Looking for rock-bottom international airfares? Here are 10 suggestions for paying less than the guy in the seat next to you, while making sure your seat is properly booked.
1. Find a travel agent who deals with a range of consolidators. Any licensed travel agent can book tickets with wholesale consolidators, but some agents do more of this type of work. Fernando S. Virgolino, past president of the United States Air Consolidators Association (www.usaca.com), says that if a travel agent doesn't work with any of the dozen members of that organization, "I'd look for another agency." Consider working with a so-called "ethnic agency" that deals with only one country or region, since many have contracts with carriers based in the country, such as Air India or EgyptAir.
Check out the company with the Better Business Bureau (www.bbb.org). Also, look for membership in the American Society of Travel Agents (www.travelsense.org) and accreditation with the International Air Transport Association (www.iata.org) and the Airline Reporting Corp. (www.arccorp.com).
A good online resource for both consolidators and travel agents who specialize in working with consolidators is Moffits Consolidators Guide (www.moffits.com); registration is free and you can search its database by airline served, region served and state where located.
2. Ask which consolidator your travel agent is using. Many of the top consolidators that can book tickets to destinations worldwide, such as DER, Skylink Travel and Trans Am Travel, are members of USACA, which requires its members to sell at least $20 million annually and to have provided uninterrupted service as a consolidator to travel agencies for at least two years (all current USACA members have been in business at least 10 years). For the many reputable consolidators that are not members of USACA, look at sales volume and years in business.
3. Figure out fares before you book. Find out the going rate for consolidator fares to your destination before you approach a travel agent. A good resource is www.jaxfax.com, a magazine and Web site geared to the trade but available to consumers. You can look up consolidator rates between cities, with few details, on the Web site for free. If you travel overseas frequently, it's a good idea to pay the $30 subscription fee, which includes a password you can use to access real fares.

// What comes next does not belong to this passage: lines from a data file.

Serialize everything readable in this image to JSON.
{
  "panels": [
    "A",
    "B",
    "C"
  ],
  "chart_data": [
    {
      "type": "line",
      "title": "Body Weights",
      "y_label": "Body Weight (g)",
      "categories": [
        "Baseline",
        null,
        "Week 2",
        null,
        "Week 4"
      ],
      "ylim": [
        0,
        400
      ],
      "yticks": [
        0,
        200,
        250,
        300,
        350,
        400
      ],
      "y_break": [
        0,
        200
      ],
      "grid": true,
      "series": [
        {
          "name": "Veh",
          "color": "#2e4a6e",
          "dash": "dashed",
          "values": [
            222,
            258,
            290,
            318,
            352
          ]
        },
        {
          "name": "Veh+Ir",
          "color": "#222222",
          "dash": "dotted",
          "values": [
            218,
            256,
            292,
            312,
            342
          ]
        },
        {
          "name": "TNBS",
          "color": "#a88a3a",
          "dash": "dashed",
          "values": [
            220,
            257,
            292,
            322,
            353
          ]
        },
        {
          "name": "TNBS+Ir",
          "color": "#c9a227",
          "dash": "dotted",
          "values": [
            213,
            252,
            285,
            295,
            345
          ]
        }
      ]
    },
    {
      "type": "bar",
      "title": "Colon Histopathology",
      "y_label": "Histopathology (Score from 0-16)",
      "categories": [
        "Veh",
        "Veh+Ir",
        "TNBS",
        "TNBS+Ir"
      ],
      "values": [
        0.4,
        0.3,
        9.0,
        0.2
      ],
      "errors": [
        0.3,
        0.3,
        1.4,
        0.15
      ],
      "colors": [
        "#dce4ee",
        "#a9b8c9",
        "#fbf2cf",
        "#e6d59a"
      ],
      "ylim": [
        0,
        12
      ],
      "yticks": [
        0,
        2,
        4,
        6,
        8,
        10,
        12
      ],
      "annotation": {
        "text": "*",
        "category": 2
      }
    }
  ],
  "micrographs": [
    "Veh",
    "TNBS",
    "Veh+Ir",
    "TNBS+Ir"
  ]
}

4. Check fares with online discounters or consolidators. But if you decide to deal via the Web with a consolidator or a discounter, be careful: There are fly-by-night Web operations that falsely claim to have access to cheaper tickets. Look for professional affiliations and years in business. Ask for the names of airlines it has contracts with. If it's a discounter, ask for the names of the consolidators it works with. The company should post a street address and a phone number on its Web site. One of the better sites is 1800FlyEurope.com, which specializes in Europe; like many online consolidators, it does not tell you the name of the airline until you book, but you can usually figure it out by checking the flight times against airline timetables. Other better-known online consolidators/discounters include Flights.com, Faremax.com, Airlineconsolidator.com and Airgorilla.com.
5. Check fares on specialized Web sites. Try Internet sites that deal in "opaque" pricing. Hotwire.com, Priceline.com and Onetravel.com's "white label" flights offer discounted, consolidator-like fares where you don't know the airline or flight times until after you book. Also, check with aggregators — companies that scout for low fares, then direct you to where to buy them; Cheapflights.com includes consolidator fares from several highly regarded companies.
6. Play all the angles. Some wholesale consolidators are also retail tour operators, so you may save money by booking a package deal that includes cheap air. For example, Pleasant Holidays, a top tour operator to Hawaii, owns consolidator Air by Pleasant. Picasso Travel, a top transatlantic consolidator, offers tours to Europe.
Ask your agent to consider combining published airfares with consolidator fares. For example, Norma Dugger, a travel agent with Portfolio Travel in Washington who is a certified Australia specialist, pointed out that consolidator fares to Australia are usually cheaper from the West Coast and can be combined with coast-to-coast sale fares.
7. Make sure what you see is what you get. Initial consolidator quotes usually don't include taxes and fuel surcharges, which can add up to $250 per ticket. Get a price that includes everything before purchasing. Ask if the ticket allows frequent-flier miles.
8. Don't buy until you double-check the fare. Once you get a quote for a consolidator ticket, compare it with buying from the airline and/or a third-party booking site, such as Travelocity.com or Orbitz.com. Fare wars, intense competition in a particular market and promotions touting a new route or service can cause airlines to undercut the contracts it has signed with consolidators.
9. Follow up with the airline. After you book and pay for your tickets, call the airline and double-check the booking to make sure it has a record of the transaction.
10. Get your tickets. Don't allow a long period of time to pass between payment and issuance of tickets. In the months before consolidator Euram went belly-up in 1998, consumers were being asked to pay months in advance, but getting their tickets just a week before travel — an early red flag. Many consolidators issue e-tickets now, which is fine, but make sure they are sent to you pronto.